Il faut une première fois.

Publié le  06.01.2013

La première fois que je me suis dit que j'allais faire du documentaire radiophonique, ce fut un peu par hasard. Je pense à ça soudainement, étant en plein montage d'un nouveau projet. Et chaque fois que je travaille sur un nouveau projet, je pense au tout premier, celui qui a ouvert le bal !

J'étais étudiante en théâtre et pas du tout consciente, à ce moment-là, de ce que le son pouvait m'apporter. Alors que je devais réaliser un exercice qui s'est ensuite transformé en travail de fin d'étude, je suis tombée nez à nez avec un sujet magnifique et qui semblait m'appeler inexorablement : les urgences de l'hôpital Saint-Pierre de Bruxelles.

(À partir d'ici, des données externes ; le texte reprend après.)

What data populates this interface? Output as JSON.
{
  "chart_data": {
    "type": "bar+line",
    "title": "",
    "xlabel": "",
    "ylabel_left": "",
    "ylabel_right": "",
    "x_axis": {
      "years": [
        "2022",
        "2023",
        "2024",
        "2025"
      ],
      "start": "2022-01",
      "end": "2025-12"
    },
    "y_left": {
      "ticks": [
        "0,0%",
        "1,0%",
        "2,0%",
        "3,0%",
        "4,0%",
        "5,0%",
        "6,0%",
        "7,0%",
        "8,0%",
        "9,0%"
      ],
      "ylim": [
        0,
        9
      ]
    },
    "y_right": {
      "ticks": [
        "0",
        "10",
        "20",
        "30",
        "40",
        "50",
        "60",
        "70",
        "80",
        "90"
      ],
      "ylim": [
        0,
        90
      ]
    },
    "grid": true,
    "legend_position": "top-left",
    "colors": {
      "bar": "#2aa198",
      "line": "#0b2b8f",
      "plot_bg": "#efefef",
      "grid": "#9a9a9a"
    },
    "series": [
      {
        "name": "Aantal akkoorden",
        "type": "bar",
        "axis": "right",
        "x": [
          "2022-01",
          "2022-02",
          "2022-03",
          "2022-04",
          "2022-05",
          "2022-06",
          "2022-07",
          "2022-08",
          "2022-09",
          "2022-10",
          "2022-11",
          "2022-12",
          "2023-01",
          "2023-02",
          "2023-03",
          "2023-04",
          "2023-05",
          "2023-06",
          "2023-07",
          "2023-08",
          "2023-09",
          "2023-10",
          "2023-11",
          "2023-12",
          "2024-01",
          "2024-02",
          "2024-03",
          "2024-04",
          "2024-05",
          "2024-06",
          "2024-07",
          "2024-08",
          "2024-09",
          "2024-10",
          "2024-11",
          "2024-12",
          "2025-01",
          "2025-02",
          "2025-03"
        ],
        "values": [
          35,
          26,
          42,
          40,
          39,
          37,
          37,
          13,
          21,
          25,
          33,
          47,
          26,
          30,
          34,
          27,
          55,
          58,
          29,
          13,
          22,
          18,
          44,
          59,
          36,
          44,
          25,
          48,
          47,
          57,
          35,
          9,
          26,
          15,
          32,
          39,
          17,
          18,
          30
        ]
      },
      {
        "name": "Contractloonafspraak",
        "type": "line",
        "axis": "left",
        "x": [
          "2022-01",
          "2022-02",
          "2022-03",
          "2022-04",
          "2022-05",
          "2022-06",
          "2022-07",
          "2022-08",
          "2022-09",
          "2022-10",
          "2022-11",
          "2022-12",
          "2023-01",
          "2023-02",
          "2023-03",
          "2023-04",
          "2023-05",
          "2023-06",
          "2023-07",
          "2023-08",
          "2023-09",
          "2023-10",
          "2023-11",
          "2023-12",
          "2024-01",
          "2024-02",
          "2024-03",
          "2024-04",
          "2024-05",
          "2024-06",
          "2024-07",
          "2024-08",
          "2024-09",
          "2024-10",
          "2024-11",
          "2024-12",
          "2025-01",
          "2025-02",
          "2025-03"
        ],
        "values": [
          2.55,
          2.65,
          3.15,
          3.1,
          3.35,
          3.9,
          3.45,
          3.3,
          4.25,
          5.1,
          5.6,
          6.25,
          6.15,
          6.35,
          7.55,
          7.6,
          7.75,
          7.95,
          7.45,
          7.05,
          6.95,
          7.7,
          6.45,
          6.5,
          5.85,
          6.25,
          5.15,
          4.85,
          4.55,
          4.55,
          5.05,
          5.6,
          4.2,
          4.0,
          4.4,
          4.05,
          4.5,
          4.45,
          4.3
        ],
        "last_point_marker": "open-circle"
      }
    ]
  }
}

J'avais connu le côté fusionnel de la scène, le groupe, le partage, la découverte, la création. Mais je ne m'attendais pas à découvrir tout cela dans un univers aussi lugubre que pouvait l'être ce service d'urgence. Je ne m'imaginais pas tout ce qui pouvait naître dans ce lieu, en termes d'intensité émotionnelle et surtout, bien évidemment, vitale. Quelle ignorance ! En fait, je ne savais rien (et je ne suis pas sûre que les choses se soient améliorées sur ce point).

Eh bien, mesdames et messieurs, il s'en fallut de peu que je devienne infirmière ! Je ne serais pas là à vous raconter ma vie…

J'ai passé plusieurs journées et plusieurs nuits aux urgences. Chaque rencontre fut unique et touchante. Je découvrais la complexité humaine. L'Homme plein de pudeur et aussi, bien souvent, empli de douleur. Je quittais les lieux, aux petites heures du matin, me demandant ce que je pouvais bien faire sur scène et ce que j'allais bien pouvoir changer dans le monde, en récitant Antigone ou Phèdre et ses « Ah, Cruel, tu m'as trop entendue. Je t'en ai dit assez pour te tirer d'erreur »… Ah, Cruel ! Ah, cruelle vie, me disais-je ! A quoi bon ?

Tout à coup, je me disais qu'il fallait à tout prix que mon travail se tourne vers quelque chose de plus direct. Je voulais donner la parole à monsieur et à madame tout le monde, sans truchement. Parce que je me rendais compte que ce faisant, une petite flamme s'allumait en eux. Un petit sourire apparaissait au coin de leurs yeux. Et puis, le plaisir qu'ils avaient à partager leurs histoires ! Comme si en quelques mots, ils parvenaient à dire ce qu'ils avaient au fond du cœur. Et ce serait trop beau si cela avait pu réellement les aider. Mais il me semble, tout de même, que certains en sont sortis transformés. Un peu comme moi, d'ailleurs. Je me demandais si certaines de ces personnes avaient déjà mis les pieds au théâtre et ce qu'elles auraient compris de Phèdre ou d'Antigone… Bon, fort heureusement, le théâtre a créé depuis d'autres personnages dont certains sont plus proches de notre réalité urbaine. J'ai beaucoup pensé à Antigone, pendant mes premières prises de son, à l'hôpital… Aujourd'hui, cela ne m'étonne pas plus que ça.

Finalement, je me suis dit que je n'allais pas devenir infirmière. Ce n'est pas la vue du sang, mais plutôt celle de la douleur qui m'était difficile. Et puis, je pensais qu'il fallait encore que j'apprenne l'art de la parole pour pouvoir la donner à ceux qui font notre monde aujourd'hui, ici, là-bas, partout.